By the numbers: The 2025 Nissan Leaf carries an MSRP of $28,040 plus destination fees. With a federal EV tax credit of up to $7,500 and additional state incentives in markets like California, the effective purchase price can drop significantly. The Leaf offers an EPA-estimated combined range of 226 miles, making it a practical choice for urban and suburban driving.

Reality check: Autonomous ride-hailing services using electric vehicles like the Leaf are likely to gain traction first in dense urban environments with well-developed charging infrastructure. Cities with consistent weather patterns and high ride-share demand present the strongest initial markets. Extreme climates—whether hot desert conditions or freezing winters—can reduce EV range by 15-20%, requiring operators to account for these limitations in fleet planning.

The bottom line: Nissan's restructuring combines painful workforce reductions with a forward-looking bet on autonomous electric mobility.

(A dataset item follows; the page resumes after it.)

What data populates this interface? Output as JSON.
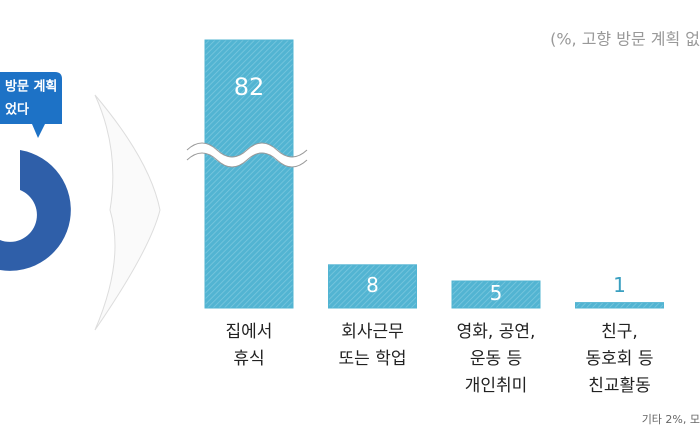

While the Tokyo robotaxi pilot offers a potential pathway to relevance in the changing automotive landscape, the company's ability to execute amid severe financial pressure remains uncertain.

What to watch: The Tokyo launch will test whether Nissan can leverage its existing EV platform to compete in autonomous services, or whether the company will ultimately become a vehicle supplier to technology firms rather than a mobility provider in its own right.